The Spark of Sandra Day
by Susan Marquez
Any musician who has spent time on the road knows what a treat a home-cooked meal can be. Sometimes, it is just nice to see a familiar face and get a heartfelt hug. Musicians on the bluegrass circuit from Canada and along the eastern seaboard of the United States, all the way down to Florida have come to know “Sparky” Sandra Day. She is a superfan in a motor home who loves nothing more than to go to music festivals. “Everyone who knows me knows I have an open-door policy,” she says. “Even if I’m not at the R.V., folks can go on in and rest, or help themselves to something to eat.”
Sandra is like the sweet grandma you can’t wait to see again. “My whole life, I would never allow anyone to call me by a nickname,” she laughs. “Not even ‘Sandy.’ But after time on the Radio Jamboree, someone called me ‘Sparky’ and that name stuck. I decided I can’t fight it, so I embraced it! A lot of the kids also call me ‘Mama Bear,’ a name I love.” Sandra laughs a lot. She tells stories about herself, on herself, and she cracks herself up. “I have had a heck of a life!”
A native of Ottawa, Sandra says that when she was in
high school, the Canadian government came into the schools and gave assessment tests. “I graduated high school on June 26 and on July 9 I started a job with Canada Border Services Agency as a customs inspector on the Canadian-United States border.
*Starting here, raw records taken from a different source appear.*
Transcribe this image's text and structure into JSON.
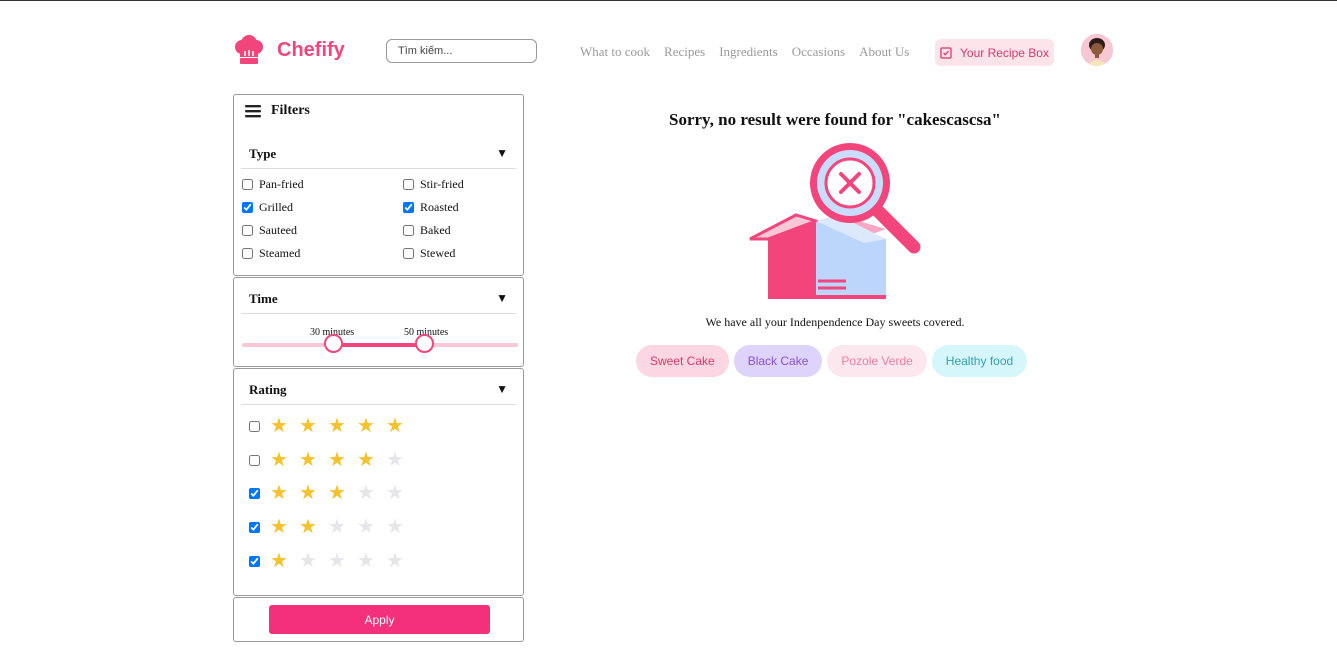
{
  "header": {
    "app_name": "Chefify",
    "search_placeholder": "Tìm kiếm...",
    "nav": [
      "What to cook",
      "Recipes",
      "Ingredients",
      "Occasions",
      "About Us"
    ],
    "recipe_box_label": "Your Recipe Box",
    "brand_color": "#f2457b"
  },
  "filters": {
    "title": "Filters",
    "type": {
      "heading": "Type",
      "options": [
        {
          "label": "Pan-fried",
          "checked": false
        },
        {
          "label": "Stir-fried",
          "checked": false
        },
        {
          "label": "Grilled",
          "checked": true
        },
        {
          "label": "Roasted",
          "checked": true
        },
        {
          "label": "Sauteed",
          "checked": false
        },
        {
          "label": "Baked",
          "checked": false
        },
        {
          "label": "Steamed",
          "checked": false
        },
        {
          "label": "Stewed",
          "checked": false
        }
      ]
    },
    "time": {
      "heading": "Time",
      "min_label": "30 minutes",
      "max_label": "50 minutes"
    },
    "rating": {
      "heading": "Rating",
      "rows": [
        {
          "stars": 5,
          "checked": false
        },
        {
          "stars": 4,
          "checked": false
        },
        {
          "stars": 3,
          "checked": true
        },
        {
          "stars": 2,
          "checked": true
        },
        {
          "stars": 1,
          "checked": true
        }
      ]
    },
    "apply_label": "Apply"
  },
  "results": {
    "title": "Sorry, no result were found for \"cakescascsa\"",
    "message": "We have all your Indenpendence Day sweets covered.",
    "tags": [
      {
        "label": "Sweet Cake",
        "bg": "#fcd6e2",
        "fg": "#d6396c"
      },
      {
        "label": "Black Cake",
        "bg": "#ddd3fb",
        "fg": "#8a4fd6"
      },
      {
        "label": "Pozole Verde",
        "bg": "#fde7ee",
        "fg": "#ef7aa1"
      },
      {
        "label": "Healthy food",
        "bg": "#d5f6fb",
        "fg": "#3a9db0"
      }
    ]
  }
}
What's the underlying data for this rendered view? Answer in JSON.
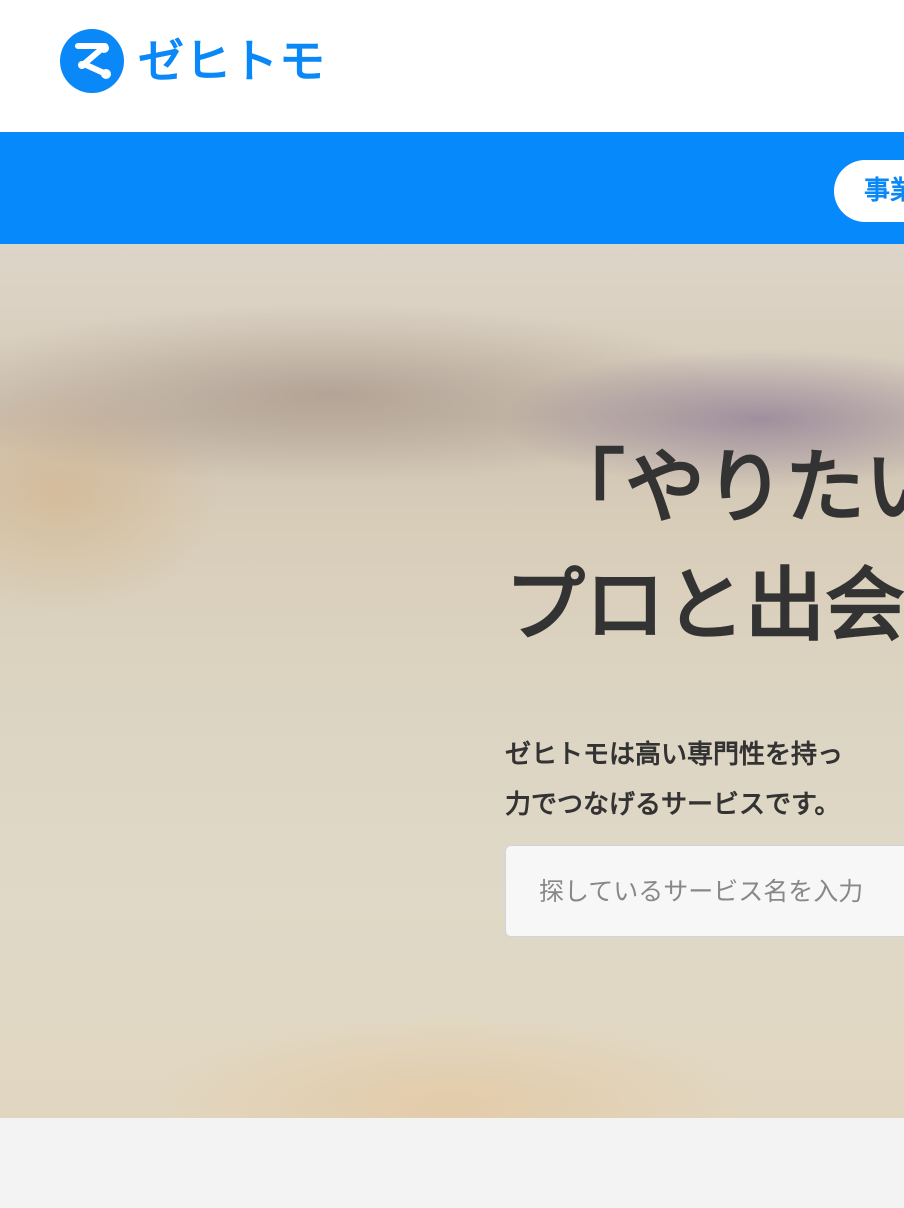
{
  "header": {
    "brand_name": "ゼヒトモ",
    "brand_color": "#0a88f7",
    "logo_icon": "zehitomo-logo-icon"
  },
  "nav": {
    "bar_color": "#0689fa",
    "pill_label": "事業"
  },
  "hero": {
    "title_line1": "「やりたい",
    "title_line2": "プロと出会",
    "desc_line1": "ゼヒトモは高い専門性を持っ",
    "desc_line2": "力でつなげるサービスです。",
    "search": {
      "placeholder": "探しているサービス名を入力",
      "value": ""
    }
  }
}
I did that for thirty years.”
Sandra says her father had a guitar, but he never played it. “He loved music and he loved dancing, so he took my sister and me to hear music and dance when I was growing up.” As a teenager, Sandra spent ten years in a music conservatory, then another five years studying music theory.
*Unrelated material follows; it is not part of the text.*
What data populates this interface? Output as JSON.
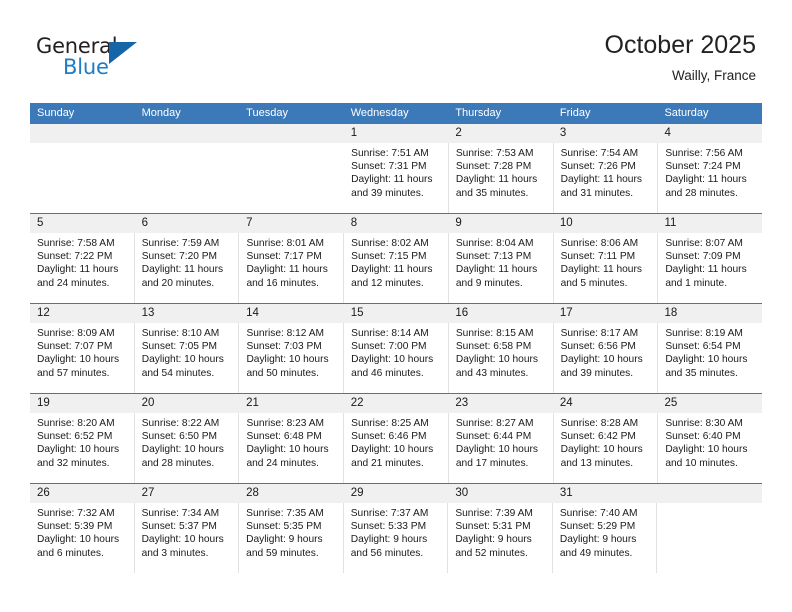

“I studied piano, but who wants to lug a 500-pound piano around? I could have been a music teacher, but that did not interest me. I finally started to play the keyboard, which was smaller and more accessible. I played classical music at first, but then learned some country music.”
Her second husband shared her love for music, and the couple enjoyed camping and going to festivals. They followed country music artists until they discovered bluegrass. “Bluegrass people are so nice.” Sandra explains that until about twenty to twenty-five years ago, there wasn’t much bluegrass music in Canada. “I began to connect with a few bands, and we would feed them at the festivals. We adopted some of the younger bands and became like grandparents to them.”
When Sandra’s husband passed away eleven years ago, she had to do some soul searching to decide if she went to the festivals because of her husband, or if it was something she would enjoy doing on her own. “I took a leap of faith and got in the motor home,” she says. “I headed east and traveled to New York, Vermont, Pennsylvania, and other eastern states along the east coast. She has been traveling on her own ever since, driving down to Florida, and other areas of the United States and Canada. “I once attended three different festivals in one day!” A self-proclaimed vagabond, Sandra says that Covid has been difficult for her.
“I’m a social butterfly,” she exclaims. “I can’t wait to get back on the road and go to some festivals. I need to be with my people.” She attended 17 festivals from January to March 2020. “In 2019, I stopped counting at 130 events!”
Sitting in the house for so long has made Sandra ready to gas up the motor home and hit the road as soon as it is safe to do so.
Sandra has become an accomplished photographer, and over the years she has taken many photos of musicians while on the road.
“I don’t even call it photography,” she says. “I call it ‘fun-tography.’ I do it for free, and the bands love it. I admit I’m spoiled. I get a lot of wonderful VIP treatment because of my photography.”
Some people are just born lucky, and Sandra may well be one of them. She has won six or seven Martin guitars, including one she won at a plowing match in Nashville. Except for a couple that are autographed, she has given them all away to budding musicians. “It’s an awesome feeling to provide kids with new instruments.” Her latest win was a LOAR mandolin she won during a radio station giveaway. The mandolin was donated by Pinecastle Records to commemorate Lorraine Jordan and Carolina Road having a number one hit for one year running. Sandra gave the mandolin to a 12-year-old girl who wanted to learn how to play.